‘Survivors: Faces of Life after the Holocaust’
5 September 2021 – 31 January 2022
Fotomuseum aan het Vrijthof in Maastricht presents an exhibition of German portrait photographer Martin Schoeller from 5 September 2021 until 31 January 2022. With the exhibition ‘Survivors: Faces of Life after the Holocaust’, the museum shows 75 close-up portraits of Jewish men and women. The intense, very large-format photographs put a face to survivors of the Holocaust.
Martin Schoeller is internationally known for his iconic, extreme close-up portraits of celebrities and lesser-known people. In the same style, the photographer has portrayed Holocaust survivors; frontal and hyper-realistic. The 75 unique life stories form a mosaic of personal memories and embody the most tragic events in modern human history.
At the end of World War II, survivors of the Holocaust emerged, as representatives of European Jewry, from the darkness of the ghettos, death trains, and concentration and extermination camps. The survivors found themselves in the harsh light of liberation. They had lost their loved ones and whole world and were now without family, community or home.

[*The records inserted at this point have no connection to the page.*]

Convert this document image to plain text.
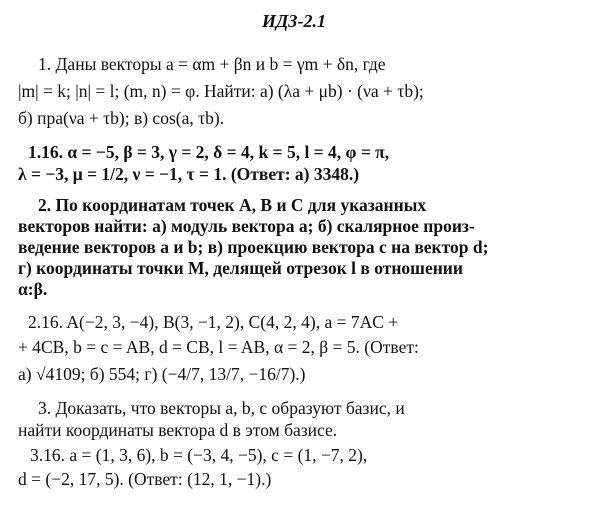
ИДЗ-2.1
1. Даны векторы a = αm + βn и b = γm + δn, где
|m| = k; |n| = l; (m, n) = φ. Найти: а) (λa + μb) · (νa + τb);
б) прa(νa + τb); в) cos(a, τb).
1.16. α = −5, β = 3, γ = 2, δ = 4, k = 5, l = 4, φ = π,
λ = −3, μ = 1/2, ν = −1, τ = 1. (Ответ: а) 3348.)
2. По координатам точек A, B и C для указанных
векторов найти: а) модуль вектора a; б) скалярное произ-
ведение векторов a и b; в) проекцию вектора c на вектор d;
г) координаты точки M, делящей отрезок l в отношении
α:β.
2.16. A(−2, 3, −4), B(3, −1, 2), C(4, 2, 4), a = 7AC +
+ 4CB, b = c = AB, d = CB, l = AB, α = 2, β = 5. (Ответ:
а) √4109; б) 554; г) (−4/7, 13/7, −16/7).)
3. Доказать, что векторы a, b, c образуют базис, и
найти координаты вектора d в этом базисе.
3.16. a = (1, 3, 6), b = (−3, 4, −5), c = (1, −7, 2),
d = (−2, 17, 5). (Ответ: (12, 1, −1).)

Yet the survivors did not sink into grief or despair. They maintained their faith in humanity, did not seek revenge, and wanted to rebuild and rehabilitate their lives. They raised families, played an important role in the struggle for the establishment of the State of Israel and contributed to society; in Israel and the countries where they settled.
The Holocaust survivors ‘chose life’ and are a testament to the values of universal morality and a strong belief in the human spirit. The poignant memories are seared into their bodies and souls forever, but the portraits also reveal their hopes for a better world and a new future at the same time.
Martin Schoeller (Munich, 1968) lives and works in New York and is one of the most prominent contemporary portrait photographers; with a ‘big head’ portrait technique. He studied photography at the Lette-Verein in Berlin and was an assistant to Annie Leibovitz from 1993 to 1996. His work has been widely awarded, included in leading collections and published in magazines such as Esquire, GQ, The New York Times Magazine, Rolling Stone, TIME, Vanity Fair and Vogue. Schoeller was also associated with The New Yorker, after Richard Avedon. The photographer exhibits worldwide in museums and art fairs.
Fotomuseum aan het Vrijthof realizes exhibitions with social relevance. Current topics such as increasing intolerance, racism and anti-Semitism are in line with this. During the ‘Survivors’ exhibition, the photography museum is organizing an extensive framing program; developed and implemented by young people who shape their thoughts on this theme. With classical concerts, lectures, debates, guided tours, school activities and satellite exhibitions by photography students from the Netherlands and Belgium.
The photo project ‘Survivors’ is a collaboration with Yad Vashem, the World Holocaust Remembrance Center. There is also a photo book with a foreword by Joachim Gauck, former Federal President of Germany. The monumental book is a visual reference work for future generations.